Entretien exclusif avec Doug Liman, réalisateur de THE EDGE OF TOMORROW
Article Cinéma du Dimanche 15 Juin 2014

Propos recueillis et traduits par Pascal Pinteau

Parlez-nous des solutions visuelles et narratives que vous avez trouvées pour éviter de lasser le spectateur qui va assister à l’éternel retour du personnage joué par Tom Cruise dans la boucle temporelle, juste après sa mort… Est-ce que la comédie culte de Harold Ramis UN JOUR SANS FIN vous a inspiré pendant la préparation de ce film ?

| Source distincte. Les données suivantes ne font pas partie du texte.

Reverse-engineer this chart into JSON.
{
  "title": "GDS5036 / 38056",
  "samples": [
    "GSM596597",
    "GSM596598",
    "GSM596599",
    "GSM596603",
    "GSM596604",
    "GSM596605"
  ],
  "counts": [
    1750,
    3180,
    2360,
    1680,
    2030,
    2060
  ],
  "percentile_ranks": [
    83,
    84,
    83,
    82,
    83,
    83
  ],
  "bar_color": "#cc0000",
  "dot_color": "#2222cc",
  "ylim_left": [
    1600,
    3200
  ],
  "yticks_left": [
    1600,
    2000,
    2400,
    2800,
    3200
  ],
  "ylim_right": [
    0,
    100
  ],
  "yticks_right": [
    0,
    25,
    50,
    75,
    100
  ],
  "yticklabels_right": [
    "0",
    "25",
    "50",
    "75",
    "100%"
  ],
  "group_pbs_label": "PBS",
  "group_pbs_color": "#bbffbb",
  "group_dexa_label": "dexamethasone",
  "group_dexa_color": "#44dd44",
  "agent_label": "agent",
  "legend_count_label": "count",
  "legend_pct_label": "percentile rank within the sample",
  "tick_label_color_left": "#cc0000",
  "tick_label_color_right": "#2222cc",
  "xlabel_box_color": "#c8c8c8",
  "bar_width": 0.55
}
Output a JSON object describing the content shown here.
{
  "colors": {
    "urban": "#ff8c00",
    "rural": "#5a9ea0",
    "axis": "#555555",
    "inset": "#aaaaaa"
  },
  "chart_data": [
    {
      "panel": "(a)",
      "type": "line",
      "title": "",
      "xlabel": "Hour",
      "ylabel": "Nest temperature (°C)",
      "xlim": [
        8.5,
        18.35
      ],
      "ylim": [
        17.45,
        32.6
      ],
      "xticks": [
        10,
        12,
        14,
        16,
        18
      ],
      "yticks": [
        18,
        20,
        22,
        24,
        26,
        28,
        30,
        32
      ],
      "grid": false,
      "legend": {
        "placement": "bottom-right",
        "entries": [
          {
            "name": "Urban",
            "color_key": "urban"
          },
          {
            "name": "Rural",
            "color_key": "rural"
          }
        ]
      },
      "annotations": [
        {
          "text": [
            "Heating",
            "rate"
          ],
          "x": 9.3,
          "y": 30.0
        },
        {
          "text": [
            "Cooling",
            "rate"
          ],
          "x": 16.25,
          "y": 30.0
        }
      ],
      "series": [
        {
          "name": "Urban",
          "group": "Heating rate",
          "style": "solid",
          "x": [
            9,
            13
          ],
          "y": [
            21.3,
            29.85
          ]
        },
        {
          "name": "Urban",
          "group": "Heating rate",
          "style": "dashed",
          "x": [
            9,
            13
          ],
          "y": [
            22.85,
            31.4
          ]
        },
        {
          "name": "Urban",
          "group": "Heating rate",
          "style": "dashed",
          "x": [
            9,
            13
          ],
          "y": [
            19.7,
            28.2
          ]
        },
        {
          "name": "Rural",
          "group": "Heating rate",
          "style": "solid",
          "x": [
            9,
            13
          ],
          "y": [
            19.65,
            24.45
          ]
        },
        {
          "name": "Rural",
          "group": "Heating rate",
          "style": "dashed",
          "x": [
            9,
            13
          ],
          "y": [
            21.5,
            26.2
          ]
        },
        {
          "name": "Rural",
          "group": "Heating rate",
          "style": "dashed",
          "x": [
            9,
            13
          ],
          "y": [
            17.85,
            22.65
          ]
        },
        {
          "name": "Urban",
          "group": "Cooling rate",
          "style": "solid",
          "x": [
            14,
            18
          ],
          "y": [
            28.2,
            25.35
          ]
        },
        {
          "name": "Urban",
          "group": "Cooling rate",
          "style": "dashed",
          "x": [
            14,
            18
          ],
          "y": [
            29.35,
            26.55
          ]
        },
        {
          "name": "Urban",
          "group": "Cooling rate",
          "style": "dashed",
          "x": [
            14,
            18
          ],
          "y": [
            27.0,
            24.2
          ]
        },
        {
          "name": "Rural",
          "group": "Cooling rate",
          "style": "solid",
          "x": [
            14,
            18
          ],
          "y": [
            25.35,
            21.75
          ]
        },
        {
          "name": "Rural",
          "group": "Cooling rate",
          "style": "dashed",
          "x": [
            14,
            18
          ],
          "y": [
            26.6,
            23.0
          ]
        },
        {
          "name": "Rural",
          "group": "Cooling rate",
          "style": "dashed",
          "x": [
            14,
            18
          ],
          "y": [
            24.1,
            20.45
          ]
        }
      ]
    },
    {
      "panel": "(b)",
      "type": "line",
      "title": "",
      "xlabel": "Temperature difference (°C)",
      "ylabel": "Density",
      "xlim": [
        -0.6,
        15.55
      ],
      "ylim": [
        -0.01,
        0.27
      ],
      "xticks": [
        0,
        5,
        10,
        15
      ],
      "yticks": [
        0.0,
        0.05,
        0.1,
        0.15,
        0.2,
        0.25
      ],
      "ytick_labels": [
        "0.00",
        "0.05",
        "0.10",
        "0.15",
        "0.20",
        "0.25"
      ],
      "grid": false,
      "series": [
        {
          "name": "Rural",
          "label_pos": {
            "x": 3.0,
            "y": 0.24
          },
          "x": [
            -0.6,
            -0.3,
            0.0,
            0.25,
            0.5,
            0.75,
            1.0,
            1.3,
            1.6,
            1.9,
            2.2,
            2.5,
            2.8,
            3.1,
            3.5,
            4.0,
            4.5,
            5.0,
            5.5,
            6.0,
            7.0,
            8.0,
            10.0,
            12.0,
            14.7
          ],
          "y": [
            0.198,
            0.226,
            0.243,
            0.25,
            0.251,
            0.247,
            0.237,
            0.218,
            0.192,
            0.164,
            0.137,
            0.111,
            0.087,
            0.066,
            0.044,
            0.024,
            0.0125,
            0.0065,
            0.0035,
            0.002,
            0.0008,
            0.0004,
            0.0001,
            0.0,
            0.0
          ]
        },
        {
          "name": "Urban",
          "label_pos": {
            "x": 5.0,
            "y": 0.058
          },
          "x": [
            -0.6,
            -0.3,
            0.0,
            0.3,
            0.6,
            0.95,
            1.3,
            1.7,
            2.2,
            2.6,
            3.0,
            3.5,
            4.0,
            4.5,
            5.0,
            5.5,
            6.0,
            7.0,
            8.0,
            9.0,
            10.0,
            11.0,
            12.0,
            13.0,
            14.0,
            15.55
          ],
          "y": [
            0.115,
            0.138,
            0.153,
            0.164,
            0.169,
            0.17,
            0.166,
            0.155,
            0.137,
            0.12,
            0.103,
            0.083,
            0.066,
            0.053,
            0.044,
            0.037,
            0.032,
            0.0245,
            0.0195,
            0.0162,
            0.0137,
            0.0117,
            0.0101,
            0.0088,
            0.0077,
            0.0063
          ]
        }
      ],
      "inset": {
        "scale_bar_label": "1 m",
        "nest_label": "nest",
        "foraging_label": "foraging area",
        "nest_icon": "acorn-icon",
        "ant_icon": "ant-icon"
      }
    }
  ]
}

D’abord, je voudrais préciser qu’il n’y a pas d’effet visuel qui matérialise cette boucle temporelle, car je ne voulais pas donner à THE EDGE OF TOMORROW l’aspect d’un film « à effets spéciaux » : je n’utilise qu’un simple montage « cut » pour montrer Tom revenant au point de départ. C’est un procédé employé assez fréquemment, même dans les films qui ne jouent pas avec la notion de voyage dans le temps. Au départ, mon approche a consisté à bien différencier pour le spectateur ce qui était un choix de montage, et ce qui se déroulait dans l’histoire pour le personnage, c’est à dire ce qu’il revivait à chaque fois. Pour être plus clair, même si on sait que Tom revient à chaque fois au même point de départ après sa mort et passe par la même continuité d’évènements, on ne le retrouve pas à chaque fois au début de chaque boucle temporelle, mais à d’autre moments de la boucle qui suit. Cela permet d’éviter l’effet de répétition, car chaque boucle est une variante de la précédente étant donné que Tom réussit à modifier progressivement le déroulement des évènements. C’est la différence principale avec UN JOUR SANS FIN, dont chaque boucle commençait par la sonnerie du réveil matin. Mais UN JOUR SANS FIN a effectivement été une source d’inspiration. D’ailleurs, quand je suis à New York, ma psychiatre le cite souvent ! Bien avant que je ne me lance dans la réalisation de THE EDGE OF TOMORROW, elle me disait « Vous avez besoin de revoir UN JOUR SANS FIN ! » . Ce qu’elle voulait dire par là, c’est que dans ce film, on voit que tous les gens autour de Bill Murray répètent à chaque fois les mêmes comportements au cours de cette journée, et que pour résoudre ses problèmes, la seule chose que Bill Murray peut changer, c’est lui-même. Bref, ma psy me disait par ce biais que ce n’était pas la peine d’espérer que les autres changent, mais qu’il valait mieux se transformer soi-même, changer sa routine, car c’est la seule métamorphose que l’on peut contrôler dans la vie. C’est ce que Bill Murray apprend dans le film, et ce qui lui permet de sortir de cette fameuse boucle sans fin. Quand j’ai lu la première version de THE EDGE OF TOMORROW, j’ai tout de suite trouvé l’idée intelligente, car je savais qu’il y avait un message très fort derrière cela.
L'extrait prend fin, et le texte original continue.